Заведя руку за спину, Малыгин затушил сигарету о стекло, оставив на нем черное осыпающееся пятно. Он дотянулся до пульта мультимедиа, ткнул в кнопку ТВ и скомандовал «листать». Телевизор стал переключаться с канала на канал. Похожие как две капли воды передвижные телестудии, похожие своими воспаленными глазами ведущие. Грибы ядерных взрывов в каких-то городах. Какая уже разница — в каких...
Малыгин представил вдруг, как он вслепую бежал к окну. Наверное, как та курица с отрубленной головой. Малыгин видел это однажды в детстве,
в деревне, куда они уехали с мамой на лето. Тесак чавкнул, впившись в деревянную колоду, разом отшвырнув голову с дрожащим красным гребешком под забор и оборвав истошное кудахтанье.
А курица, выпав из разжатых пальцев хозяйки, вдруг вскочила и побежала прочь. И было немножко жутковато, но в общем-то очень даже смешно смотреть, как она отчаянно гребет лапами, то и дело заваливаясь на бок, отчего из нее, как из опрокинутой чашки, на траву выплескивается кровь. «Да-да, —усмехнулся Малыгин. — Все мы сейчас бежим куда-то, как куры с отрубленными головами».
Мама связалась с ним позавчера. Плакала, приближалась слишком близко к объективу телекома, так что лоб ее или щека время от времени заполняли весь экран. Говорила, что из Воронежа всех эвакуируют куда-то на Урал. Говорила, что она была с ним на Урале, только он был очень маленький и ничего, наверное, не помнит. Малыгин действительно не помнил. Он не знал, что ей отвечать. Просто отключился.
Маша связалась с ним еще раньше, неделю назад. Разговор у них тоже не заладился. Даио чем, собственно, говорить?
—Вот так, — все повторяла она, поджимая губы и качая головой куда-то в сторону. — Вот так.
Позади нее шла колонна какой-то военной техники, было шумно.
—Врачей заберут в Бункер, — сказала она и тяжело замолчала.
Малыгин и в тот раз, не найдя слов, отключил свой телеком. Не о чем говорить. Ее заберут в Бункер. Она скорей всего останется жить. Там, под землей. А он, Малыгин, не врач. Не военный. Вообще ненужный. Рекламщик. Что рекламировать после атомного Армагеддона? Вот так. Нужно было выбирать профессию, которая окажется нужной и после ядерной зимы.
—Стоп! — скомандовал он, увидев на экране американского президента.
Телевизор прекратил перелистывать каналы.
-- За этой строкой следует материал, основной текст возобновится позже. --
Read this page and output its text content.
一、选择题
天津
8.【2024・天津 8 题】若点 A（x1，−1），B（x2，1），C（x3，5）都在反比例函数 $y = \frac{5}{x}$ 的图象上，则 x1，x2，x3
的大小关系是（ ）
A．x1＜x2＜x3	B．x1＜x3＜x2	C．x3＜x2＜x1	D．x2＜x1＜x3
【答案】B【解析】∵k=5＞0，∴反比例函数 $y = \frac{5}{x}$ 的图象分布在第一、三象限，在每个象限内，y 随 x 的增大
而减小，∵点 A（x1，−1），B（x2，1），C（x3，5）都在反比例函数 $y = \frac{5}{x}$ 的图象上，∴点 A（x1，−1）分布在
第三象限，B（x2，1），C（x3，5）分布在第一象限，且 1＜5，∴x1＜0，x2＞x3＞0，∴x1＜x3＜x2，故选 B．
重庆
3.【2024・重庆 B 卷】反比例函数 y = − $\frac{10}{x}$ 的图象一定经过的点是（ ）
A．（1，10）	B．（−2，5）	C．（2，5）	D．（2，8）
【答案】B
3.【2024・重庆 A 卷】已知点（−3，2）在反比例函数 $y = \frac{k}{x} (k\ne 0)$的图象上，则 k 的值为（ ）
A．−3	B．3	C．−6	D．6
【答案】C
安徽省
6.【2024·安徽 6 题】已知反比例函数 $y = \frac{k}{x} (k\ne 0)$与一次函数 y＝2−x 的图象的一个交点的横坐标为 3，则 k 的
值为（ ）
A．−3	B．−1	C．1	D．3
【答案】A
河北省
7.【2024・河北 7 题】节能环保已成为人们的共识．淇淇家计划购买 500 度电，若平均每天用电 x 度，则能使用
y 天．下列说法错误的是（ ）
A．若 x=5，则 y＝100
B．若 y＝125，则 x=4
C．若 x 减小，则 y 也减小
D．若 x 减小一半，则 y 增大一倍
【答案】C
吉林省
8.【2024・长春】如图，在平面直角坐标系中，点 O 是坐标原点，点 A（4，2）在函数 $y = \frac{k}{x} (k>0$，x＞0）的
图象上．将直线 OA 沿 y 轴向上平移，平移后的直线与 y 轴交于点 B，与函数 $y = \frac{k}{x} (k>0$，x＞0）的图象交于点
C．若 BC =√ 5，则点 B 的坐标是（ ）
—...А также российские города Краснодар и Ростов-на-Дону, — уловил Малыгин синтетический голос переводчика.
Стало быть, сегодня в полночь все и кончится. Что ж, настало и наше время.
Предупреждают заранее, куда нанесут следующий удар. Дают сутки на то якобы, чтобы эвакуировать гражданское население. Лучше бы убивали неожиданно. «И ведь сделают, как обещают, — вяло подумал Малыгин.
—Как с Москвой было». Итак, сутки. Последние сутки. Он сел на корточки, втиснув локти между коленей. И все кончится.
«Да нет, не сутки, — вдруг понял он. — Гораздо меньше. День ведь давно.
А они, говорят, бьют еще до следующего рассвета». Малыгин вскочил на ноги. Сердце его застучало, и ему даже понравилось это — понравилось, что, наконец, он вышел из ступора. Он схватил валявшиеся на полу брюки, надел их, полез за чистыми носками в комод.
Внизу, на стоянке, полыхал «мерседес». Видимо, тот, кто пытался его угнать, уже слышал сообщение Последнего Дня. Непонятно, каким образом он рассчитывал угнать «шестисотый». Со злости поджег его. Поджег то, что не смог украсть, накануне конца света.
Малыгин рассмеялся. Смеялся долго и звонко, перетаптываясь с ноги на ногу, утирая запястьем слезы. Вдруг остановился, быстро надел носки, которые держал зажатыми в кулаке. Жизни оставалось совсем немного. Нужно было что-то делать. Не дожидаться же, сидя дома. Сделать что-то.
Он оделся, прихватил на кухне большой цельнолитой нож, сунул его во внутренний карман куртки и выскочил в подъезд. Бросив дверь открытой, Малыгин побежал вниз по лестнице.
Многие двери были не заперты. Некоторые — нараспашку, другие — полуприкрыты. Из-за каждой тянуло смертью. Неотвратимо приближающейся, непоправимо близкой. Смерть уже въехала в эти оставленные людьми квартиры.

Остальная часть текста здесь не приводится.